Dimungkinkan untuk memperbaiki kondisi switching dengan memasang tiang tambahan (Ndp dan Sdn pada Gambar 4). Tiang tambahan terletak di sepanjang garis netral geometris. Untuk generator, tiang tambahan dengan nama yang sama terletak di belakang tiang utama searah putaran angker, dan untuk motor - sebaliknya. Belitan kutub tambahan dihubungkan secara seri dengan belitan jangkar sedemikian rupa sehingga fluks Fdp yang dibuat oleh mereka diarahkan ke fluks jangkar Fya.
Beras. 3. Arah gaya gerak listrik di loop switching saat sikat digerakkan di luar netral fisik
Beras. 4. Diagram rangkaian belitan kutub tambahan
Karena kedua fluks dibuat oleh arus tunggal (arus jangkar), dimungkinkan untuk memilih jumlah belitan belitan kutub tambahan dan celah udara di antara mereka dan jangkar sehingga nilai fluks sama di setiap jangkar saat ini. Fluks kutub bantu akan selalu mengkompensasi fluks angker dan dengan demikian e. dll. v. tidak akan ada rotasi di loop yang diaktifkan.

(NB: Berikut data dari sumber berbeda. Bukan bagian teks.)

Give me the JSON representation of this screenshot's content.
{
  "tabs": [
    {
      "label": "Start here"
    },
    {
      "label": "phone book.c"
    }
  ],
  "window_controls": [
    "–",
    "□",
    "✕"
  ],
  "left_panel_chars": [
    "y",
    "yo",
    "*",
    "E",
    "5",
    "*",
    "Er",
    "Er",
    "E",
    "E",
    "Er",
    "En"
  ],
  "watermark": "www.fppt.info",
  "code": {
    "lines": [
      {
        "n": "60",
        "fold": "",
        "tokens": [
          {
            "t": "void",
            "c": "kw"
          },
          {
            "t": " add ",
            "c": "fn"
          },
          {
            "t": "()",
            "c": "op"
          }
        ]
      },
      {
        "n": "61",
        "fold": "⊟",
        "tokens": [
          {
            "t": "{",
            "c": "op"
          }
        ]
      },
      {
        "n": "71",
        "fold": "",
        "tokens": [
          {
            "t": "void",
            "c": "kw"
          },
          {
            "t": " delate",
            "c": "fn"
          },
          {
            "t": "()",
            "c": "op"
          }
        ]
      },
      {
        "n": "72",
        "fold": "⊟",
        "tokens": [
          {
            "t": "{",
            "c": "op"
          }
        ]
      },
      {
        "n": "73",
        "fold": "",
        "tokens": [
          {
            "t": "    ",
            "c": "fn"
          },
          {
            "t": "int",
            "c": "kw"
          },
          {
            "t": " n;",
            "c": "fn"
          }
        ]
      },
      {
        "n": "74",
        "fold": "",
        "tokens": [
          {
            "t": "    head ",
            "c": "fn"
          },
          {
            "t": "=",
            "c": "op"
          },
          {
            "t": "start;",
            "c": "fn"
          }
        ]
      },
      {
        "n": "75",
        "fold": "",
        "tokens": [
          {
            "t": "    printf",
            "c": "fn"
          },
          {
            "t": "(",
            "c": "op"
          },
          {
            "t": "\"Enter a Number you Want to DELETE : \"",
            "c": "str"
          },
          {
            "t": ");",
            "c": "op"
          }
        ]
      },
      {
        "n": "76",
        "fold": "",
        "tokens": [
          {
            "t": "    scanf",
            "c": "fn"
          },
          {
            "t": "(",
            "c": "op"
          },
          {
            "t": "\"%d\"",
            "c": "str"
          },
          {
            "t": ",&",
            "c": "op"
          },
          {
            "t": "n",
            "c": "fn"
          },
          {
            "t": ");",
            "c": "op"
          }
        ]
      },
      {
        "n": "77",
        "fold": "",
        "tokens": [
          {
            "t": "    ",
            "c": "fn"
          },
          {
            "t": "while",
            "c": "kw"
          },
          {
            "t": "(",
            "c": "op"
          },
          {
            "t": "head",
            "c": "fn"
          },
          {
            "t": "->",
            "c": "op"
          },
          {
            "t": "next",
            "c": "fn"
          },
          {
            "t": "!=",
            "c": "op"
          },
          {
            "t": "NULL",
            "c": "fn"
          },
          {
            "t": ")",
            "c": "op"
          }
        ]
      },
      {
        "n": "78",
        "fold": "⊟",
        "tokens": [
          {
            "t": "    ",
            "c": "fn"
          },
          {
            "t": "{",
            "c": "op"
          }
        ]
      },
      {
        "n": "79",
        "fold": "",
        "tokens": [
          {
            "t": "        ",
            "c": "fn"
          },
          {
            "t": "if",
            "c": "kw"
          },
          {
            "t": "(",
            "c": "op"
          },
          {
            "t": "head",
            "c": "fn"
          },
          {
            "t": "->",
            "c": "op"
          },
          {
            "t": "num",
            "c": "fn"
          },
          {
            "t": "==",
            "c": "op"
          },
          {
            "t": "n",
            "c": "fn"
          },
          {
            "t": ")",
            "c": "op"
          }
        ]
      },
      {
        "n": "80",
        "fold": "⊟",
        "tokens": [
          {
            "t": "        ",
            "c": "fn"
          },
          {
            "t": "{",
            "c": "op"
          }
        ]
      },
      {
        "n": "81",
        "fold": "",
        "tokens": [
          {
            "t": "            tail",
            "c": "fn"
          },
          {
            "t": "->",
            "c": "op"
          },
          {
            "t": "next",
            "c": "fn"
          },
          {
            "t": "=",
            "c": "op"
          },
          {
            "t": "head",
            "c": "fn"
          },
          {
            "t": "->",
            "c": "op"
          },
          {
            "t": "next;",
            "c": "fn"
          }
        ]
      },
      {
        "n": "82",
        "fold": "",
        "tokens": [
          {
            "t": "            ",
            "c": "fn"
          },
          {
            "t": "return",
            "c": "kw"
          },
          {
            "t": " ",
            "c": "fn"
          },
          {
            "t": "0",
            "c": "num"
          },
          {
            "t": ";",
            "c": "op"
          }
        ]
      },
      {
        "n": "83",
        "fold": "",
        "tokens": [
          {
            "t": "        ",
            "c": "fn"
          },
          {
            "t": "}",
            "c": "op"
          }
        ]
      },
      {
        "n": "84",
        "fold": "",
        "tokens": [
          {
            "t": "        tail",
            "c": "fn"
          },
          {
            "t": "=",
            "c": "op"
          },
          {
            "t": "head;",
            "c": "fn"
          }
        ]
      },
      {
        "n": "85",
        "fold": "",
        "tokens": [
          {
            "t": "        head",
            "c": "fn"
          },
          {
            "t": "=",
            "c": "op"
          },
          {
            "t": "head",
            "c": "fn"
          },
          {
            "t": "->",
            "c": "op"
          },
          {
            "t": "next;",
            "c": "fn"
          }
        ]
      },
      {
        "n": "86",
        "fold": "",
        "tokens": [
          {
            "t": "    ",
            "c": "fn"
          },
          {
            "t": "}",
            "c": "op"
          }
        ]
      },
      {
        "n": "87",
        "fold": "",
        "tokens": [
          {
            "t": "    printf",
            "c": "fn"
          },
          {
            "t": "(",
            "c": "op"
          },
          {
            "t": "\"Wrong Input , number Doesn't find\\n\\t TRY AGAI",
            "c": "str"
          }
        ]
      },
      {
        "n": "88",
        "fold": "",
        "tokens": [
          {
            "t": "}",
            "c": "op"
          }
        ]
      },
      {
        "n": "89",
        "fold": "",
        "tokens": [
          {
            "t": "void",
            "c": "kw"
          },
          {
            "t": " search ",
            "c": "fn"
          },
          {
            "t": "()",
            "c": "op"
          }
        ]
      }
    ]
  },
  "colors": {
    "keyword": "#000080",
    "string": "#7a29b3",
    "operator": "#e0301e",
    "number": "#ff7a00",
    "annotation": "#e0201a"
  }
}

Kutub tambahan biasanya dibuat sedemikian rupa sehingga fluksnya menginduksi e di rangkaian sakelar. D. s sama dengan jumlah eL + Heb. Kemudian pada saat pemisahan sikat dari pelat kolektor kanan (lihat Gambar 1, c) tidak terjadi busur listrik.
Mesin arus searah industri dengan daya 1 kW dan lebih banyak dilengkapi dengan tiang tambahan.